Romeo and Juliet: theatrical conventions of the period

Theatrical Conventions of the Elizabethan Age

  • The Elizabethan age, when Shakespeare wrote “Romeo and Juliet”, had very specific theatrical conventions that the playwright followed.
  • Performances took place during daylight hours, typically in the afternoon, because there was no availability of artificial lighting.
  • The auditoriums in which plays were conducted, such as The Globe, were open-air theatres with a stage at one end and audience in the round.
  • The Four Humours system, a common understanding of personality types during the Elizabethan era, influenced the portrayal and understanding of characters.
  • Plays including “Romeo and Juliet” would be performed in verse, typically iambic pentameter, which added a rhythmic and musical quality to the performances.

The Stage and Performers

  • Men and boys were the only performers. Female characters like Juliet, Nurse, and Lady Capulet were portrayed by young boys, as it was illegal for women to act.
  • The stage used was a thrust stage, which extended into the audience, offering various angles of viewing. This led to a more interactive, intimate performance style.
  • The sets were sparse and representational rather than realistic. For example, a chair and table might suggest a dining room. The language of the play conveyed the settings more than the physical elements.
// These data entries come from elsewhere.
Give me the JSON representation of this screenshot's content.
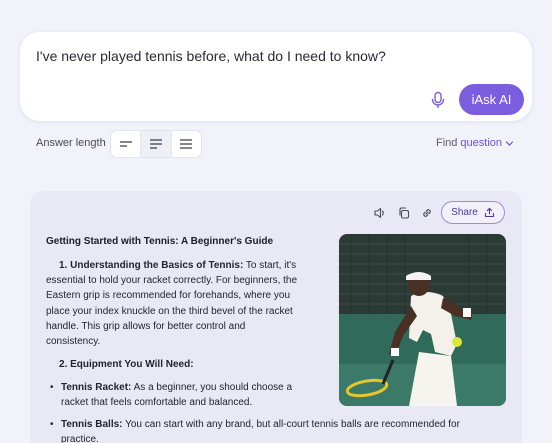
{
  "search": {
    "query": "I've never played tennis before, what do I need to know?",
    "ask_label": "iAsk AI"
  },
  "controls": {
    "answer_length_label": "Answer length",
    "find_label": "Find",
    "question_label": "question",
    "selected_length": "medium"
  },
  "toolbar": {
    "share_label": "Share"
  },
  "answer": {
    "title": "Getting Started with Tennis: A Beginner's Guide",
    "section1_heading": "1. Understanding the Basics of Tennis:",
    "section1_line1_rest": " To start, it's",
    "section1_lines": [
      "essential to hold your racket correctly. For beginners, the",
      "Eastern grip is recommended for forehands, where you",
      "place your index knuckle on the third bevel of the racket",
      "handle. This grip allows for better control and",
      "consistency."
    ],
    "section2_heading": "2. Equipment You Will Need:",
    "bullets": [
      {
        "term": "Tennis Racket:",
        "line1": " As a beginner, you should choose a",
        "line2": "racket that feels comfortable and balanced."
      },
      {
        "term": "Tennis Balls:",
        "line1": " You can start with any brand, but all-court tennis balls are recommended for",
        "line2": "practice."
      }
    ]
  },
  "colors": {
    "accent": "#7b5ee0",
    "page_bg": "#f2f2fb",
    "card_bg": "#e9e9f6"
  }
}
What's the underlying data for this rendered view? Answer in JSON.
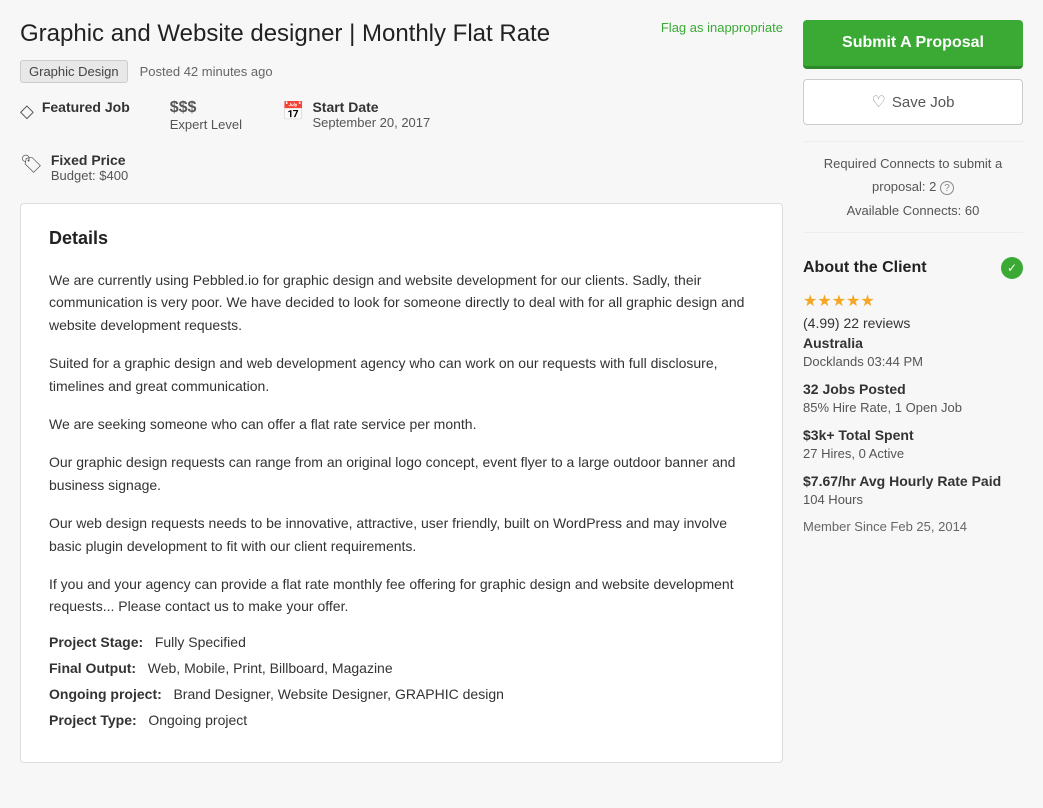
{
  "page": {
    "flag_label": "Flag as inappropriate",
    "job_title": "Graphic and Website designer | Monthly Flat Rate",
    "tag": "Graphic Design",
    "posted_time": "Posted 42 minutes ago",
    "featured_label": "Featured Job",
    "price_level": "$$$",
    "experience_level": "Expert Level",
    "start_date_label": "Start Date",
    "start_date": "September 20, 2017",
    "fixed_price_label": "Fixed Price",
    "budget": "Budget: $400",
    "details_title": "Details",
    "description_1": "We are currently using Pebbled.io for graphic design and website development for our clients.  Sadly, their communication is very poor.  We have decided to look for someone directly to deal with for all graphic design and website development requests.",
    "description_2": "Suited for a graphic design and web development agency who can work on our requests with full disclosure, timelines and great communication.",
    "description_3": "We are seeking someone who can offer a flat rate service per month.",
    "description_4": "Our graphic design requests can range from an original logo concept, event flyer to a large outdoor banner and business signage.",
    "description_5": "Our web design requests needs to be innovative, attractive, user friendly, built on WordPress and may involve basic plugin development to fit with our client requirements.",
    "description_6": "If you and your agency can provide a flat rate monthly fee offering for graphic design and website development requests... Please contact us to make your offer.",
    "project_stage_label": "Project Stage:",
    "project_stage_value": "Fully Specified",
    "final_output_label": "Final Output:",
    "final_output_value": "Web, Mobile, Print, Billboard, Magazine",
    "ongoing_project_label": "Ongoing project:",
    "ongoing_project_value": "Brand Designer, Website Designer, GRAPHIC design",
    "project_type_label": "Project Type:",
    "project_type_value": "Ongoing project",
    "submit_btn_label": "Submit A Proposal",
    "save_btn_label": "Save Job",
    "connects_required_text": "Required Connects to submit a",
    "connects_required_text2": "proposal: 2",
    "connects_available": "Available Connects: 60",
    "about_client_title": "About the Client",
    "rating": "4.99",
    "reviews_count": "22",
    "reviews_label": "reviews",
    "stars_display": "★★★★★",
    "client_country": "Australia",
    "client_location": "Docklands 03:44 PM",
    "jobs_posted_label": "32 Jobs Posted",
    "hire_rate": "85% Hire Rate, 1 Open Job",
    "total_spent_label": "$3k+ Total Spent",
    "hires_active": "27 Hires, 0 Active",
    "avg_rate_label": "$7.67/hr Avg Hourly Rate Paid",
    "hours": "104 Hours",
    "member_since": "Member Since Feb 25, 2014"
  }
}
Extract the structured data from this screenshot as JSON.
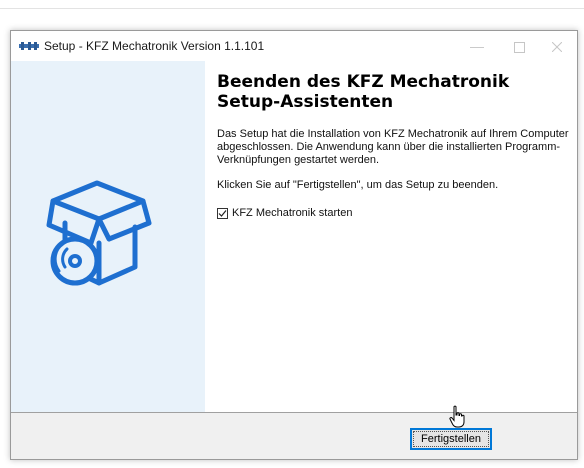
{
  "window": {
    "title": "Setup - KFZ Mechatronik Version 1.1.101",
    "controls": {
      "minimize": "—"
    }
  },
  "content": {
    "heading": "Beenden des KFZ Mechatronik Setup-Assistenten",
    "paragraph_1": "Das Setup hat die Installation von KFZ Mechatronik auf Ihrem Computer abgeschlossen. Die Anwendung kann über die installierten Programm-Verknüpfungen gestartet werden.",
    "paragraph_2": "Klicken Sie auf \"Fertigstellen\", um das Setup zu beenden.",
    "checkbox": {
      "label": "KFZ Mechatronik starten",
      "checked": true
    }
  },
  "footer": {
    "finish_label": "Fertigstellen"
  },
  "colors": {
    "accent": "#0078d7",
    "sidebar": "#e8f2fa",
    "illustration": "#1e6fd0"
  },
  "icons": [
    "setup-app-icon",
    "box-with-disc-icon",
    "checkmark-icon",
    "mouse-cursor-icon"
  ]
}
Costumes, Props, and Audience Interaction

  • Elaborate costumes were used to denote social status and character not only because of the audience’s distance from the stage, but also due to the minimal set.
  • Symbolic props such as swords, potions, or letters were used to drive the plot and generate symbolic value.
  • The use of soliloquies was popular where a character would speak directly to the audience, providing an insight into their thoughts and feelings.
  • Audience interaction was far more common than it is in many modern theatires. Actors would often directly address, and even interact with, the audience.

Acting Style

  • The acting style was larger than life, combining naturalistic delivery for emotional monologues, and stylised, exaggerated gestures for comedic or dramatic scenes.
  • Interruptions and distractions were common, as theatres served multiple functions like bear-baiting and prostitution.

Remember: It’s crucial to understand the societal values, beliefs and laws of the time when exploring the character motivations and portrayal in “Romeo and Juliet”.